Добавить в цитаты Настройки чтения

Страница 10 из 17

– Именно из таких, как девочки Вудсток, – как будто читая его мысли, продолжила миссис Сазереленд, а он, пристыжённый, зашагал рядом, – и получаются прекрасные жёны. Домашние и невинные… Запомните это, герр Штерн. Не то что такие, как я… «Развязные вдовушки»!

 Михаэль удивлялся каждый раз, как Полина умела оставаться такой очаровательной, говоря о себе, казалось бы, неприятные вещи. Лёгкой, уместной и… удивительно манящей. И пусть в её словах имелся смысл, душой он в него не верил. Немец с большой теплотой относился к Сесили и Элис, но разве их можно любить иначе, если не по-братски? В силу юного возраста и неопытности в них не угадывалось и толики магнетизма, что сводил мужчин с ума, суля им прекрасное времяпрепровождение в будущем и горяча их кровь. Оно – это время, – никак не могло сравниться с тем спокойствием и домашним уютом, которое Михаэль испытывал рядом с девочками Вудсток, но это ещё вопрос, считать ли это спокойствие преимуществом или же… скукой?

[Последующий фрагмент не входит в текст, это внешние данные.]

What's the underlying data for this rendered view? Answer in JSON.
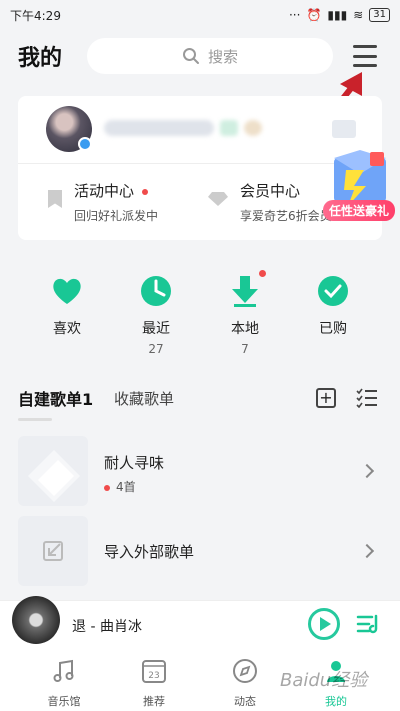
{
  "status_bar": {
    "time": "下午4:29",
    "battery": "31"
  },
  "header": {
    "title": "我的",
    "search_placeholder": "搜索"
  },
  "promo": {
    "label": "任性送豪礼"
  },
  "card": {
    "activity": {
      "title": "活动中心",
      "subtitle": "回归好礼派发中"
    },
    "vip": {
      "title": "会员中心",
      "subtitle": "享爱奇艺6折会员"
    }
  },
  "quick": [
    {
      "label": "喜欢",
      "count": "",
      "icon": "heart-icon"
    },
    {
      "label": "最近",
      "count": "27",
      "icon": "clock-icon"
    },
    {
      "label": "本地",
      "count": "7",
      "icon": "download-icon"
    },
    {
      "label": "已购",
      "count": "",
      "icon": "check-icon"
    }
  ],
  "tabs": {
    "active": "自建歌单1",
    "other": "收藏歌单"
  },
  "playlists": [
    {
      "title": "耐人寻味",
      "subtitle": "4首"
    },
    {
      "title": "导入外部歌单",
      "subtitle": ""
    }
  ],
  "player": {
    "song": "退 - 曲肖冰"
  },
  "nav": [
    {
      "label": "音乐馆",
      "icon": "music-note-icon"
    },
    {
      "label": "推荐",
      "icon": "calendar-icon",
      "badge": "23"
    },
    {
      "label": "动态",
      "icon": "compass-icon"
    },
    {
      "label": "我的",
      "icon": "profile-icon"
    }
  ],
  "watermark": "Baidu经验",
  "colors": {
    "accent": "#19c795",
    "red": "#f04b4b",
    "arrow": "#c9222b"
  }
}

Михаэль зажмурился, осознав, как дурно рассуждал и как несправедлив был к девочкам. Конечно, конечно, он не считал Элис и Сесили скучными! У них богатый внутренний мир, и хорошее воспитание, и преданное сердце… Но как же это всё теряло смысл по сравнению с миссис Сазерленд и её шармом и обаянием, умением зажечь даже самого безразличного человека, этой странной тоской в глазах и туманным прошлым… Её пухлыми губами, гибким, изворотливым станом и манящим кокетливым взором… Нет, он никогда не сможет полюбить девочек Вудсток «в том самом смысле», это рыцарство не для него. Один сладкий риск оправдывал тысячи праведных жизней!

– Я тоже была когда-то такой, – прошептала Полина, заметно посерьёзнев, пока ветер трепал её светлые локоны. Он промолчал, а она устремила взор вдоль Темзы и скользивших по ней пароходов, – хотя нет, такой не была… Даже неопытность не гасила во мне огня. Уильям становился порой так ревнив!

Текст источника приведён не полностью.